<
>

Wright applauds Braves, toes company line

PORT ST. LUCIE, Fla. -- With the Atlanta Braves aggressively acting to sign Ervin Santana for $14 million to offset the loss of Kris Medlen with an elbow ligament tear, it seemed natural to get reaction from David Wright.

After all, if the mid-market Braves can find that kind of payroll flexibility to address a need within three weeks of Opening Day, why can't the Mets act as swiftly given all of their deficiencies, including at shortstop?

Chris Trotman/Getty Images

David Wright on the Mets' payroll: "It's not my money."

Wright, while applauding Atlanta for its move, nonetheless continued to offer politically correct responses regarding the Mets' paltry payroll -- which is in the neighborhood of $87 million right now. The Braves are at approximately $110 million.

"My responsibility is to play third base, not decide who signs, doesn't sign," Wright told ESPNNewYork.com. "I'm not a part of the decision-making process. I'm here if the front office wants to run an idea or get a player's perspective on something. But I've said it all along: There's got to be that separation of powers.

"I think it's a great move by the Braves. Unfortunately with what happened to Medlen the other day, and I guess [Brandon] Beachy has a little something minor with him, to be able to make that type of move is a strong move from an already good team. But as far as me trying to worry about players that aren't here, I've never been one to do that. And I don't try to concern myself with it."

Wright then was asked directly: Shouldn't a New York organization be more forceful and active?

"I don't know," Wright said. "There's different schools of thought in my opinion. There's been teams that are very successful, for example the Tampa Bay Rays, with relatively low payrolls. And there have been teams that have been very successful like the Dodgers and Yankees with big payrolls. So I'm not sure there's a recipe for success.

"And I've said this a million times: It's not my money that we're spending. Of course, the fan side of me, you want to go out there and sign every free agent, because it's not my money. Like I said, I try not to concern myself with guys that aren't in this clubhouse right now."

A couple of hours later, addressing a group of New York media about Santana signing with the Braves, Wright continued to be effusive in praise.

“They’re a very successful, winning franchise,” Wright said. “And it seems like they make smart decisions. Today is no different. Unfortunately I saw Medlen go down.
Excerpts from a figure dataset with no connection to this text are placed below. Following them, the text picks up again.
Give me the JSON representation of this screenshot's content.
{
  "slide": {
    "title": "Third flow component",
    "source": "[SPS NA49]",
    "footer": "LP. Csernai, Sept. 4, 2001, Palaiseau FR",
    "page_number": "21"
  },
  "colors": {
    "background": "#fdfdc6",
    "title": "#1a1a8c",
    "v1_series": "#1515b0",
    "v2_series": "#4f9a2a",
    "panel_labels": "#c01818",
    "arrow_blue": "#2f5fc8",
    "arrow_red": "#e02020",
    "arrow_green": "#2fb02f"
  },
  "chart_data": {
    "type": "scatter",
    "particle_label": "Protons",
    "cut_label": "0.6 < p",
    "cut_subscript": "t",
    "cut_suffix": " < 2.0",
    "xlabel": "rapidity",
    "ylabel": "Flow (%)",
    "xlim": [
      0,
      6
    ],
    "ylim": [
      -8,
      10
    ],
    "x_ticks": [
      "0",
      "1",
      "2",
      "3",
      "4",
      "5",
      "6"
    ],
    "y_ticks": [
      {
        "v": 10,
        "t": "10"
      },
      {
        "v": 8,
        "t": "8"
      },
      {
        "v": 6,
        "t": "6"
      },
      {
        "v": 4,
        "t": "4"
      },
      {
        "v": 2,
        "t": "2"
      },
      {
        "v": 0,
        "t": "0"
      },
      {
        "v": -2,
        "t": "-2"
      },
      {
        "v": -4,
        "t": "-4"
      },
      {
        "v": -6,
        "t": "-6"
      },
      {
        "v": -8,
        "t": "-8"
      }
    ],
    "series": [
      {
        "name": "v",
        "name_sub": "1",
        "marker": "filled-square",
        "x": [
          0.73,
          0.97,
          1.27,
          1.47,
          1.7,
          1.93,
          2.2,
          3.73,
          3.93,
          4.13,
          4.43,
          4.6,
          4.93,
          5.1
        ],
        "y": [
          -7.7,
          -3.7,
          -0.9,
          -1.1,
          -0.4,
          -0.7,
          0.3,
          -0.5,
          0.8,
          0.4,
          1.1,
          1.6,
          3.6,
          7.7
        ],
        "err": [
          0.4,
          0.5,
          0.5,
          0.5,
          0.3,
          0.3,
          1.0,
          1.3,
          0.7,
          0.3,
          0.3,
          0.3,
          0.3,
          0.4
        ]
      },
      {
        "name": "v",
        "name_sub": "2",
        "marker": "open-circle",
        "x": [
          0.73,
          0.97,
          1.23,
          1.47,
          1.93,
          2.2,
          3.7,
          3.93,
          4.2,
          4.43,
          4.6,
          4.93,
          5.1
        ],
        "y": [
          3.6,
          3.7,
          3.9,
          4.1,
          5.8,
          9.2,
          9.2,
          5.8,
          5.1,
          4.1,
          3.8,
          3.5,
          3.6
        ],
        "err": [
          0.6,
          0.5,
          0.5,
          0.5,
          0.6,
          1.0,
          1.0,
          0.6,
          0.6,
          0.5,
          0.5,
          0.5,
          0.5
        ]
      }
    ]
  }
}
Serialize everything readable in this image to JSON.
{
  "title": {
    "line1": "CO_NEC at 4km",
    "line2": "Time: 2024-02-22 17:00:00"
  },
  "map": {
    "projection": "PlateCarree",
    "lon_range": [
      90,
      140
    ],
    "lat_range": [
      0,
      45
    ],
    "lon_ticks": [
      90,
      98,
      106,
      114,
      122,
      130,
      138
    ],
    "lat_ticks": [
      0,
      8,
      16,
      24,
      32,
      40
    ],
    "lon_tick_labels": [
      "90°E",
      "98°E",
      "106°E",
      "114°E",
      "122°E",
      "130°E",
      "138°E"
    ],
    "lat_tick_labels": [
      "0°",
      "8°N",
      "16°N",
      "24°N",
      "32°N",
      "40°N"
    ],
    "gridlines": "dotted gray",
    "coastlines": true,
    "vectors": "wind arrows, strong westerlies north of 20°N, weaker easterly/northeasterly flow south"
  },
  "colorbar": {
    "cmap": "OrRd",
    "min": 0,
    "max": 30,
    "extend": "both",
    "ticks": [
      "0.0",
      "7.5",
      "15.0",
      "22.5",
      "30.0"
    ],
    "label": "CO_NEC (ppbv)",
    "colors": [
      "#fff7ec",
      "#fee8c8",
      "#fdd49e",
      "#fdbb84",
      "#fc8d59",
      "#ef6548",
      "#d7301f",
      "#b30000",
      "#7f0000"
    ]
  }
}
And to act right away and be able to get a talent like that makes them similarly strong. It’s a nice move. Like I said, they’re a very, very good organization. Moves like this just back that up. It’s a good acquisition. ... It's a luxury for one of your best starters to go down and a few days later you sign one of the premier free-agent starters that's still out there. It's a great move. They've been making great moves since I've been in the big leagues. Now this is no different."